Is it hard to develop a game engine?
Technically, No
Psychologically, YES
Developing a game engine is as simple as losing weight. You need to eat healthy and run 6 miles a day. The hard part of losing weight is the psychological battle with yourself.
There is not much difference with developing a game engine. Technically, you need to learn OpenGL, C++, Python, Design Patterns, Algorithms and Linear Algebra. But that is the easy part. The real battle is the inner battle with your own mind asking you to quit.
I have been developing a game engine for about two years and every day I think about quitting. It is painful, psychologically, to work on something for so long and see little to no results. It drives you insane to stare at algorithms day after day and have no idea how to implement them. It rips your nerves apart to know that after weeks of debugging you can't find an answer.
Even though I want to quit, I just love working on the engine. It is a satisfying and scary feeling to push yourself over your intellectual and psychological boundaries. Intellectually, you will not be the same. Your developer skills will skyrocket. Psychologically, you will realize that your toughest enemy is and will always be your own mind.

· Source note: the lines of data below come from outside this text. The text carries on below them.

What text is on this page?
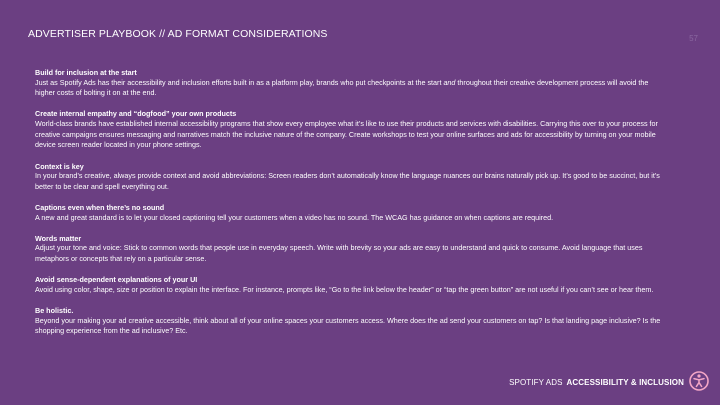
ADVERTISER PLAYBOOK // AD FORMAT CONSIDERATIONS	57
Build for inclusion at the start
Just as Spotify Ads has their accessibility and inclusion efforts built in as a platform play, brands who put checkpoints at the start and throughout their creative development process will avoid the higher costs of bolting it on at the end.
Create internal empathy and “dogfood” your own products
World-class brands have established internal accessibility programs that show every employee what it’s like to use their products and services with disabilities. Carrying this over to your process for creative campaigns ensures messaging and narratives match the inclusive nature of the company. Create workshops to test your online surfaces and ads for accessibility by turning on your mobile device screen reader located in your phone settings.
Context is key
In your brand’s creative, always provide context and avoid abbreviations: Screen readers don’t automatically know the language nuances our brains naturally pick up. It’s good to be succinct, but it’s better to be clear and spell everything out.
Captions even when there’s no sound
A new and great standard is to let your closed captioning tell your customers when a video has no sound. The WCAG has guidance on when captions are required.
Words matter
Adjust your tone and voice: Stick to common words that people use in everyday speech. Write with brevity so your ads are easy to understand and quick to consume. Avoid language that uses metaphors or concepts that rely on a particular sense.
Avoid sense-dependent explanations of your UI
Avoid using color, shape, size or position to explain the interface. For instance, prompts like, “Go to the link below the header” or “tap the green button” are not useful if you can’t see or hear them.
Be holistic.
Beyond your making your ad creative accessible, think about all of your online spaces your customers access. Where does the ad send your customers on tap? Is that landing page inclusive? Is the shopping experience from the ad inclusive? Etc.
SPOTIFY ADS ACCESSIBILITY & INCLUSION
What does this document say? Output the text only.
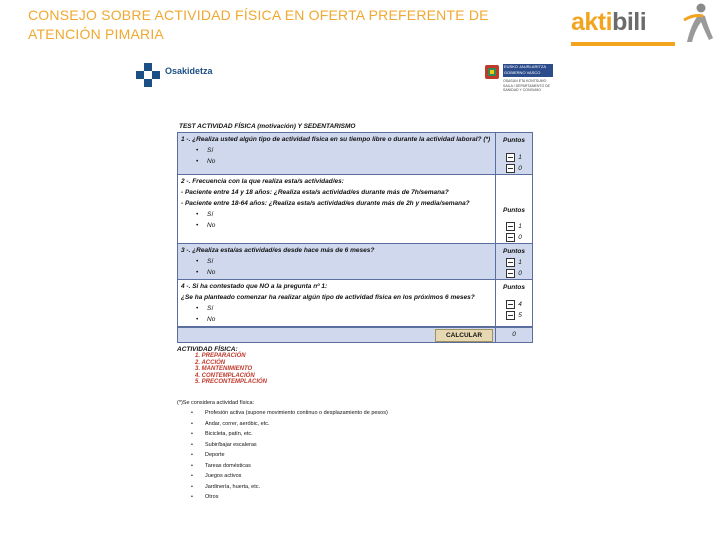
CONSEJO SOBRE ACTIVIDAD FÍSICA EN OFERTA PREFERENTE DE
ATENCIÓN PIMARIA	aktibili
Osakidetza	EUSKO JAURLARITZA
GOBIERNO VASCO
OSASUN ETA KONTSUMO SAILA / DEPARTAMENTO DE SANIDAD Y CONSUMO
TEST ACTIVIDAD FÍSICA (motivación) Y SEDENTARISMO
1 -. ¿Realiza usted algún tipo de actividad física en su tiempo libre o durante la actividad laboral? (*)
• Sí
• No
Puntos
1
0
2 -. Frecuencia con la que realiza esta/s actividad/es:
- Paciente entre 14 y 18 años: ¿Realiza esta/s actividad/es durante más de 7h/semana?
- Paciente entre 18-64 años: ¿Realiza esta/s actividad/es durante más de 2h y media/semana?
• Sí
• No
Puntos
1
0
3 -. ¿Realiza esta/as actividad/es desde hace más de 6 meses?
• Sí
• No
Puntos
1
0
4 -. Si ha contestado que NO a la pregunta nº 1:
¿Se ha planteado comenzar ha realizar algún tipo de actividad física en los próximos 6 meses?
• Sí
• No
Puntos
4
5
CALCULAR	0
ACTIVIDAD FÍSICA:
1. PREPARACIÓN
2. ACCIÓN
3. MANTENIMIENTO
4. CONTEMPLACIÓN
5. PRECONTEMPLACIÓN
(*)Se considera actividad física:
• Profesión activa (supone movimiento continuo o desplazamiento de pesos)
• Andar, correr, aeróbic, etc.
• Bicicleta, patín, etc.
• Subir/bajar escaleras
• Deporte
• Tareas domésticas
• Juegos activos
• Jardinería, huerta, etc.
• Otros
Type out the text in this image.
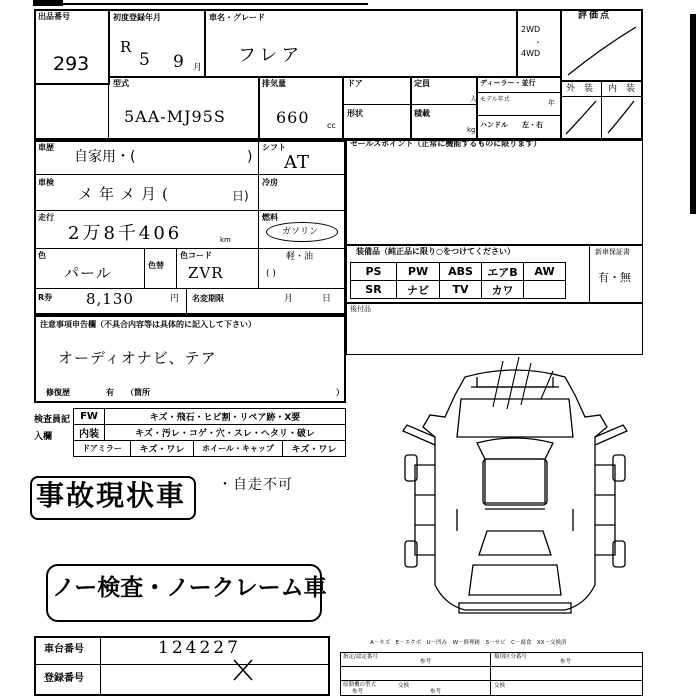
出品番号
293
初度登録年月
R
5 9 月
車名・グレード
フレア
2WD
・
4WD
評価点
型式
5AA-MJ95S
排気量
660 cc
ドア
形状
定員
人
積載
kg
ディーラー・並行
モデル年式	年
ハンドル 左・右
外 装 内 装
車歴
自家用・(	)
シフト
AT
車検
メ年メ月(	日)
冷房
走行
2万8千406	km
燃料
ガソリン
色
パール	色替
色コード
ZVR
軽・油
( )
R券 8,130	円 名変期限	月	日
セールスポイント（正常に機能するものに限ります）
装備品（純正品に限り○をつけてください）	新車保証書
有・無
PS	PW	ABS	エアB	AW
SR	ナビ	TV	カワ
後付品
注意事項申告欄（不具合内容等は具体的に記入して下さい）
オーディオナビ、テア
修復歴	有 （箇所	）
検査員記入欄
FW	キズ・飛石・ヒビ割・リペア跡・X要
内装	キズ・汚レ・コゲ・穴・スレ・ヘタリ・破レ
ドアミラー	キズ・ワレ	ホイール・キャップ	キズ・ワレ
事故現状車 ・自走不可
ノー検査・ノークレーム車
車台番号	124227
登録番号
A－キズ　E－エクボ　U－凹み　W－修理跡　S－サビ　C－腐食　XX－交換済
指定/認定番号
参考
類別区分番号
参考
原動機の型式
参考
交換
参考
交換
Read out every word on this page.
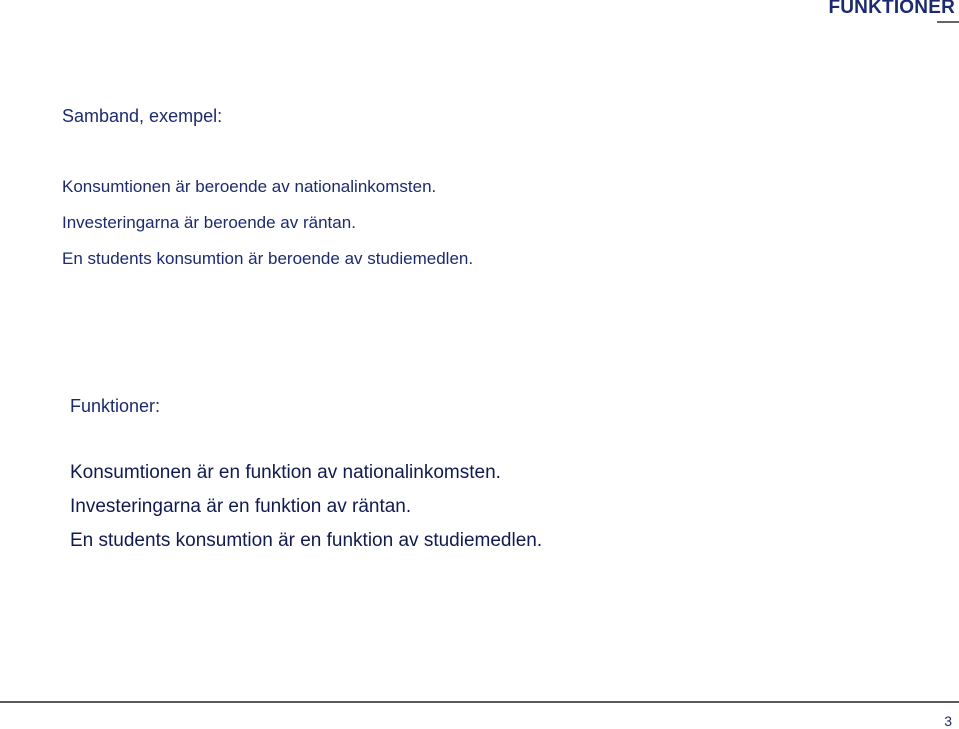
FUNKTIONER

Samband, exempel:

Konsumtionen är beroende av nationalinkomsten.
Investeringarna är beroende av räntan.
En students konsumtion är beroende av studiemedlen.

Funktioner:

Konsumtionen är en funktion av nationalinkomsten.
Investeringarna är en funktion av räntan.
En students konsumtion är en funktion av studiemedlen.
3
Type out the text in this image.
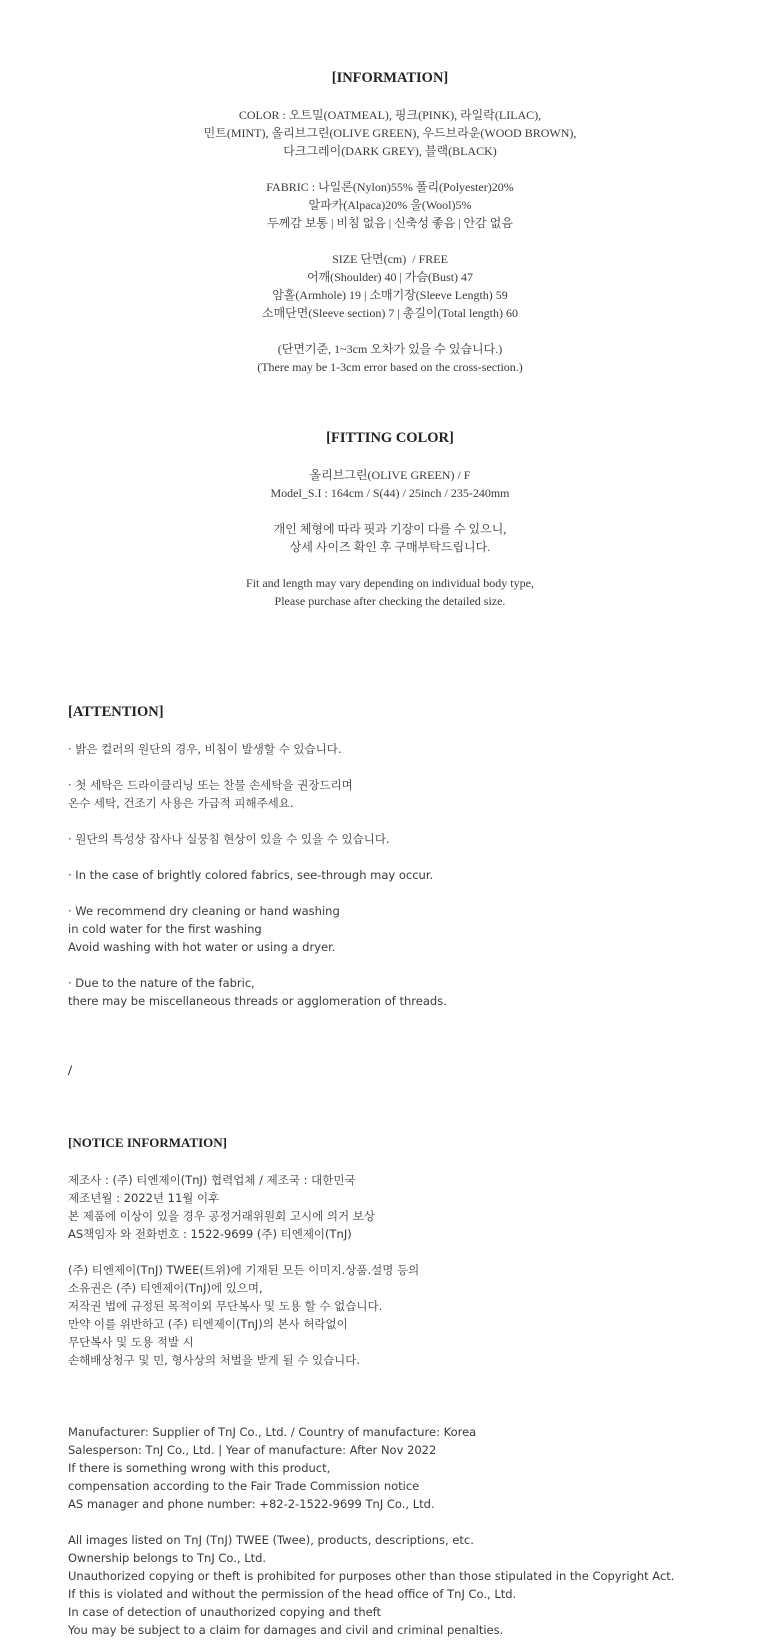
[INFORMATION]
COLOR : 오트밀(OATMEAL), 핑크(PINK), 라일락(LILAC),
민트(MINT), 올리브그린(OLIVE GREEN), 우드브라운(WOOD BROWN),
다크그레이(DARK GREY), 블랙(BLACK)
FABRIC : 나일론(Nylon)55% 폴리(Polyester)20%
알파카(Alpaca)20% 울(Wool)5%
두께감 보통 | 비침 없음 | 신축성 좋음 | 안감 없음
SIZE 단면(cm)  / FREE
어깨(Shoulder) 40 | 가슴(Bust) 47
암홀(Armhole) 19 | 소매기장(Sleeve Length) 59
소매단면(Sleeve section) 7 | 총길이(Total length) 60
(단면기준, 1~3cm 오차가 있을 수 있습니다.)
(There may be 1-3cm error based on the cross-section.)
[FITTING COLOR]
올리브그린(OLIVE GREEN) / F
Model_S.I : 164cm / S(44) / 25inch / 235-240mm
개인 체형에 따라 핏과 기장이 다를 수 있으니,
상세 사이즈 확인 후 구매부탁드립니다.
Fit and length may vary depending on individual body type,
Please purchase after checking the detailed size.
[ATTENTION]
· 밝은 컬러의 원단의 경우, 비침이 발생할 수 있습니다.
· 첫 세탁은 드라이클리닝 또는 찬물 손세탁을 권장드리며
온수 세탁, 건조기 사용은 가급적 피해주세요.
· 원단의 특성상 잡사나 실뭉침 현상이 있을 수 있을 수 있습니다.
· In the case of brightly colored fabrics, see-through may occur.
· We recommend dry cleaning or hand washing
in cold water for the first washing
Avoid washing with hot water or using a dryer.
· Due to the nature of the fabric,
there may be miscellaneous threads or agglomeration of threads.
/
[NOTICE INFORMATION]
제조사 : (주) 티엔제이(TnJ) 협력업체 / 제조국 : 대한민국
제조년월 : 2022년 11월 이후
본 제품에 이상이 있을 경우 공정거래위원회 고시에 의거 보상
AS책임자 와 전화번호 : 1522-9699 (주) 티엔제이(TnJ)
(주) 티엔제이(TnJ) TWEE(트위)에 기재된 모든 이미지.상품.설명 등의
소유권은 (주) 티엔제이(TnJ)에 있으며,
저작권 법에 규정된 목적이외 무단복사 및 도용 할 수 없습니다.
만약 이를 위반하고 (주) 티엔제이(TnJ)의 본사 허락없이
무단복사 및 도용 적발 시
손해배상청구 및 민, 형사상의 처벌을 받게 될 수 있습니다.
Manufacturer: Supplier of TnJ Co., Ltd. / Country of manufacture: Korea
Salesperson: TnJ Co., Ltd. | Year of manufacture: After Nov 2022
If there is something wrong with this product,
compensation according to the Fair Trade Commission notice
AS manager and phone number: +82-2-1522-9699 TnJ Co., Ltd.
All images listed on TnJ (TnJ) TWEE (Twee), products, descriptions, etc.
Ownership belongs to TnJ Co., Ltd.
Unauthorized copying or theft is prohibited for purposes other than those stipulated in the Copyright Act.
If this is violated and without the permission of the head office of TnJ Co., Ltd.
In case of detection of unauthorized copying and theft
You may be subject to a claim for damages and civil and criminal penalties.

If you decide to develop a game engine, be prepare to find out the following truths:
- It will be a slow process
- You will have tons of readings to do
- There will be not much to show for after all the hard work
- It can get a bit expensive
Aside from these issues, developing a game engine is fun. You have no idea how good it feels to bring pixels alive, simulate physics and see them collide. Try it, it is an amazing feeling.